Typst’s security model (no arbitrary file access, no arbitrary network requests, no execution of OS commands, plugins only as sandboxed WASM) is somewhat unique and probably an important feature of Typst. However, currently the documentation does not have a dedicated page highlighting this (and guaranteeing it for the future). Instead this information is only available in the individual documentation pages, e.g. the one on plugins or the project root.
I think it would be useful if there was a dedicated page on Typst’s “Security Model” (or however you want to call it) which mentions the general position (see also this old comment by Laurenz Mädje), and then refers to the individual points how this is achieved. For detailed information it could then link to the dedicated documentation pages.
For completeness it might be worth mentioning that for some use cases this can be limiting but there are sometimes workarounds, such as compiling external tools to WASM (or checking if a package has done it already; or if a package exists which offers the same functionality), using external tools to create data such as JSON and then loading it in Typst (and referring to the respective docs page).
What do you think?
Or did you, the Typst maintainers, not want to make any guarantees about this yet, while nonetheless trying to make Typst as secure as possible.
Note that there are some aspects which might not follow that security model, see for example Compiler and HTML security.
To avoid any misunderstanding; I am specifically talking about the security properties of the Typst language / compiler, not about any legal documentation (which would go into the Privacy Policy or Terms and Conditions documentation).
My point is that Typst is designed so that you can compile a project even if you don’t trust it 100% (e.g. a Typst template not published to the Universe yet), and that due to Typst’s security model it won’t run arbitrary OS commands and install malware on your device.
That is potentially different from other typesetting applications[1], and also different from other scripting languages.
There is a lot of software which is not “security software” but ideally still should consider security as a high goal, e.g. a PDF viewer not executing arbitrary JavaScript or OS commands, a word processing program not executing macros by default, …
I had already linked to Laurenz’ comment on that exact discussion in my post…
That post seems to be mostly about GitHub, and partially about the Typst web app, but focuses on the Privacy Policy / Terms and Conditions, not on the properties of the Typst language or compiler.
I am not very familiar with LaTeX, but it seems it provides a similar security model / security guarantees as Typst.

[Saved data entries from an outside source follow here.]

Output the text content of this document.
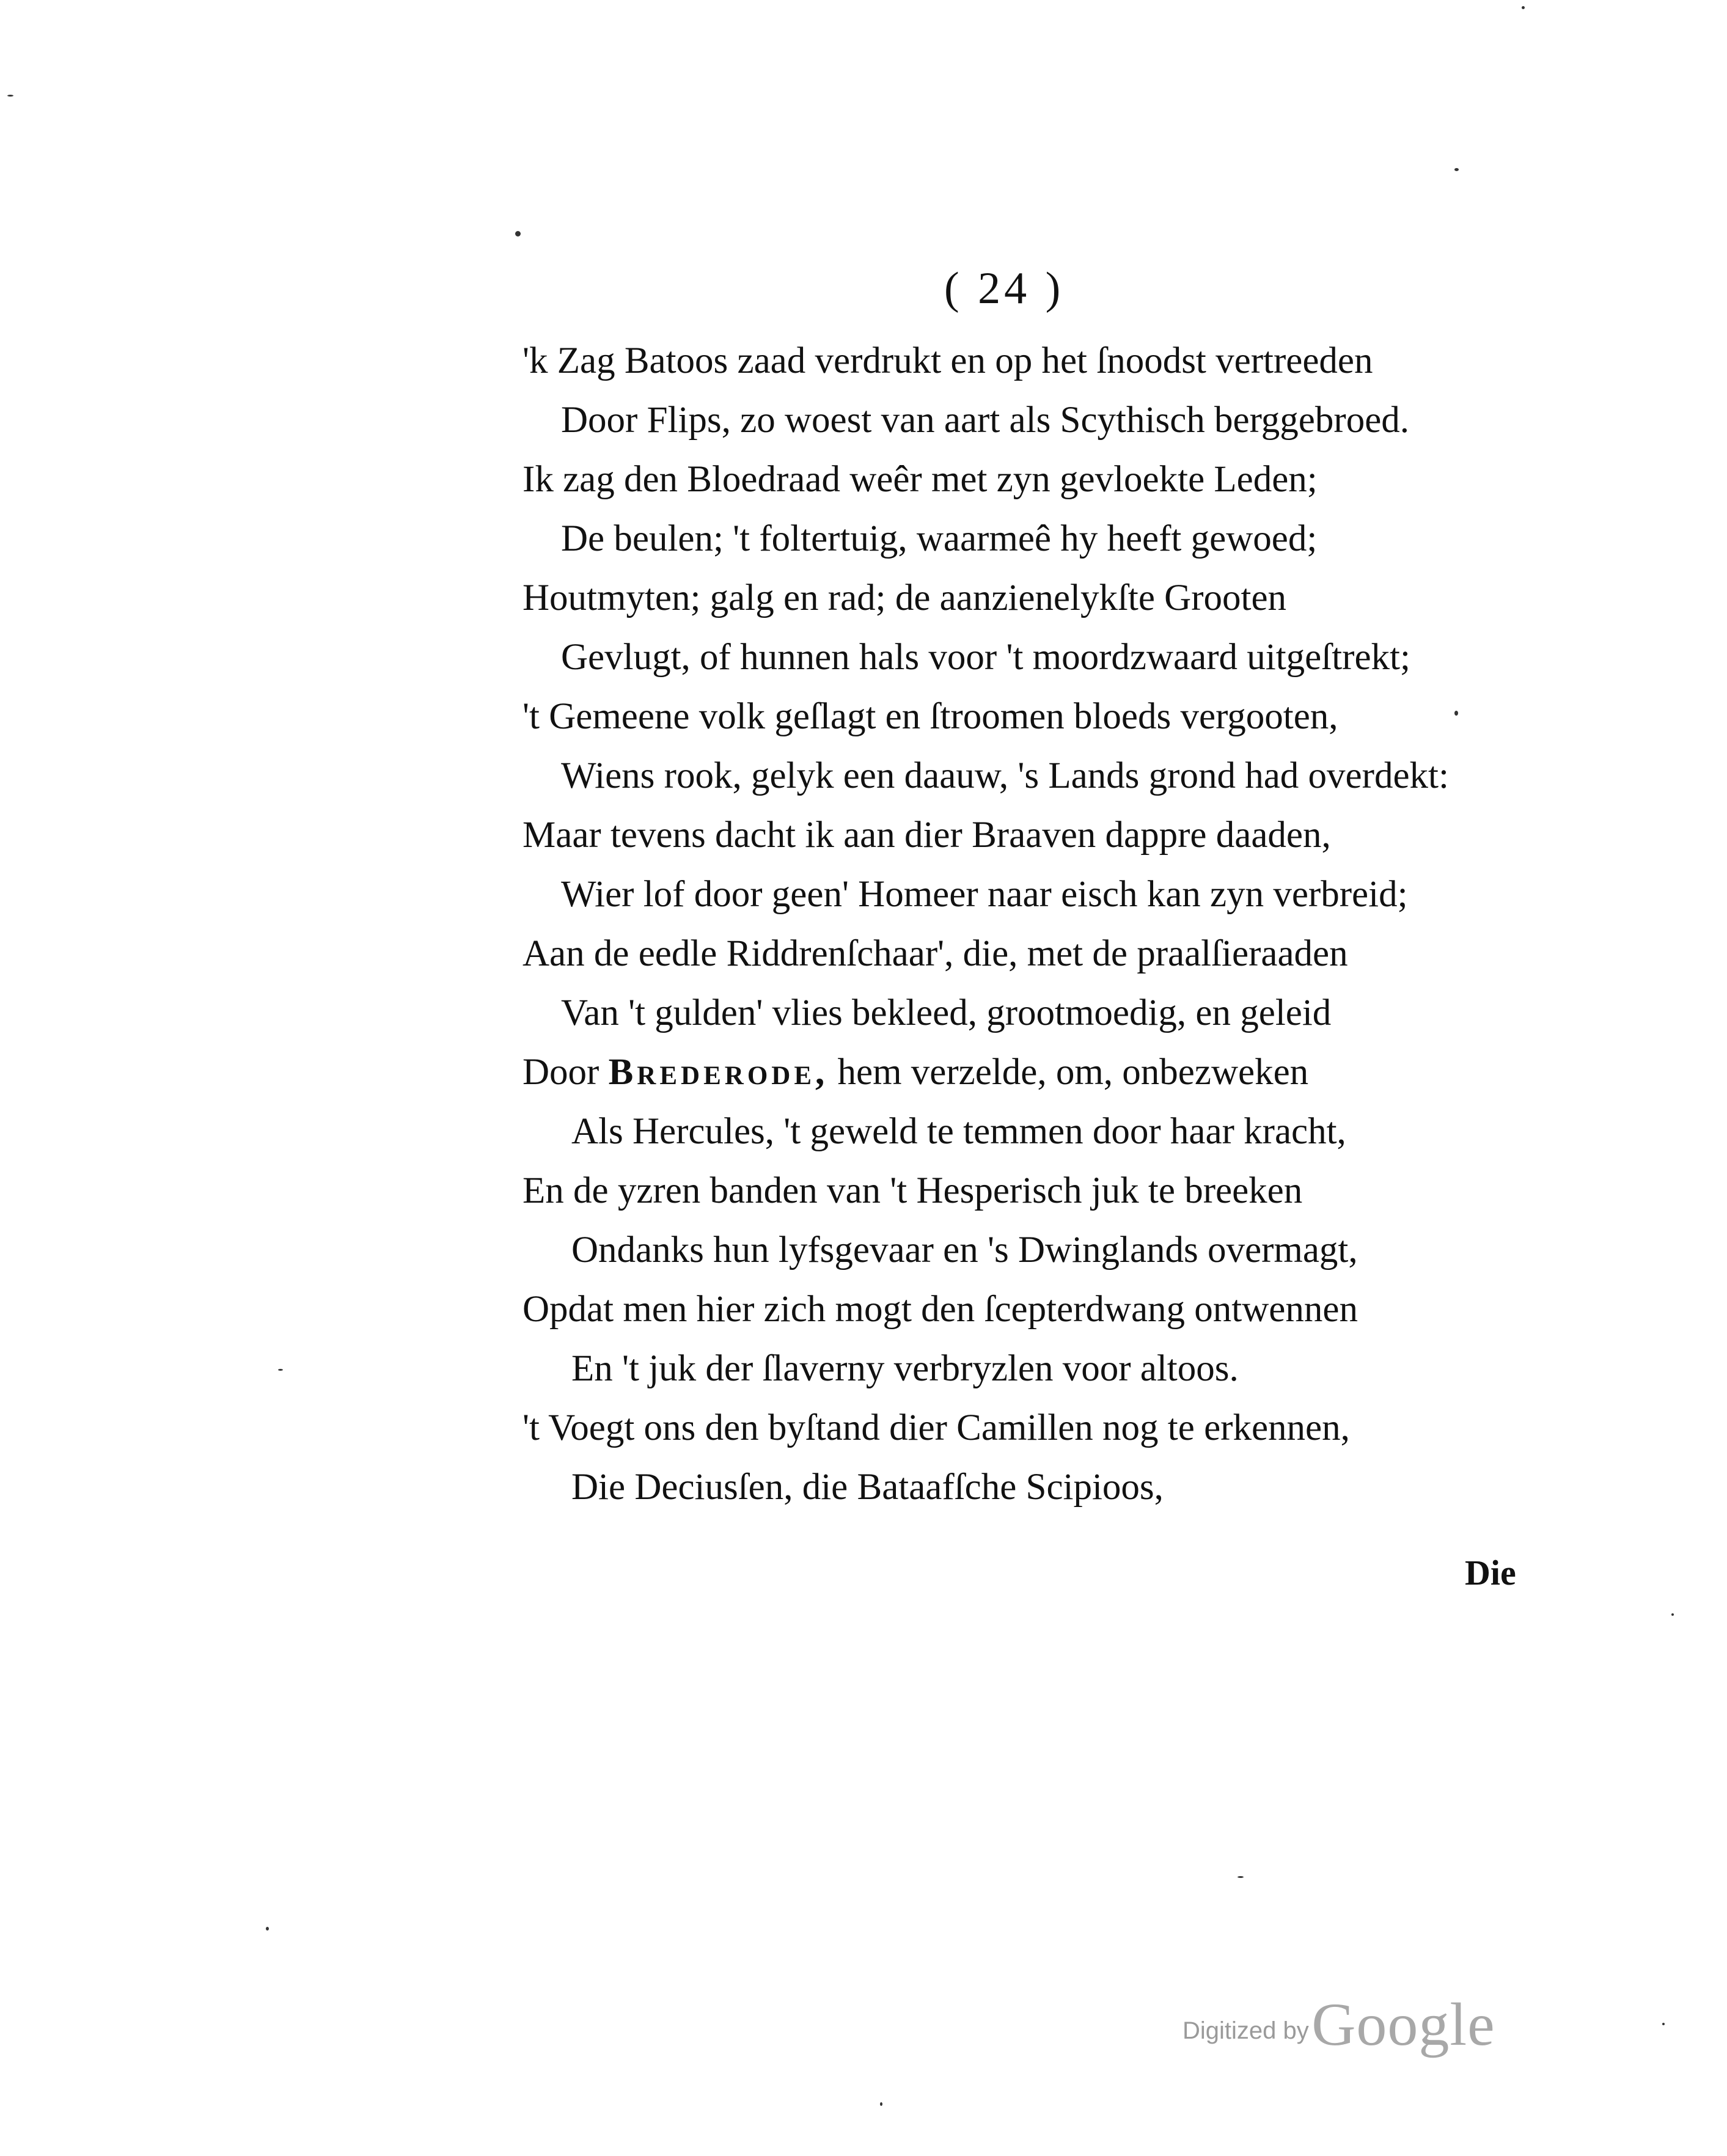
( 24 )
'k Zag Batoos zaad verdrukt en op het ſnoodst vertreeden
Door Flips, zo woest van aart als Scythisch berggebroed.
Ik zag den Bloedraad weêr met zyn gevloekte Leden;
De beulen; 't foltertuig, waarmeê hy heeft gewoed;
Houtmyten; galg en rad; de aanzienelykſte Grooten
Gevlugt, of hunnen hals voor 't moordzwaard uitgeſtrekt;
't Gemeene volk geſlagt en ſtroomen bloeds vergooten,
Wiens rook, gelyk een daauw, 's Lands grond had overdekt:
Maar tevens dacht ik aan dier Braaven dappre daaden,
Wier lof door geen' Homeer naar eisch kan zyn verbreid;
Aan de eedle Riddrenſchaar', die, met de praalſieraaden
Van 't gulden' vlies bekleed, grootmoedig, en geleid
Door Brederode, hem verzelde, om, onbezweken
Als Hercules, 't geweld te temmen door haar kracht,
En de yzren banden van 't Hesperisch juk te breeken
Ondanks hun lyfsgevaar en 's Dwinglands overmagt,
Opdat men hier zich mogt den ſcepterdwang ontwennen
En 't juk der ſlaverny verbryzlen voor altoos.
't Voegt ons den byſtand dier Camillen nog te erkennen,
Die Deciusſen, die Bataafſche Scipioos,
Die
Digitized by Google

Though it is a bit more lenient? It allows writing files in the current working directory, and through opt-in -shell-escape allows executing OS commands. ↩︎
It should either be a SECURITY.md file, a documentation entry or on the homepage. I don’t recommend using the .github variant, as this is just obfuscating things for no reason (and makes it a hassle, in the scenario that Typst Gmbh decides to move to other hosts).
I’d say the documentation would be the best spot, since it’s a collection of all features of Typst. Though the structure of the documentation might need to be redone (I love Quarto’s structure, as it gives a great overview of everything Guide – Quarto).
@Maxwell I don’t know how typst handles images, except that it reencodes some images into png or jpeg format. And of course, if you download something from the internet, there is always the chance of getting a virus or something ;)
Typst simply limits itself, so it can’t be abused through malicious injection during rendering.
I can see having something in the docs. I’m not quite sure where to put it though. Might fit into a CLI section that doesn’t exist yet, but will at some point.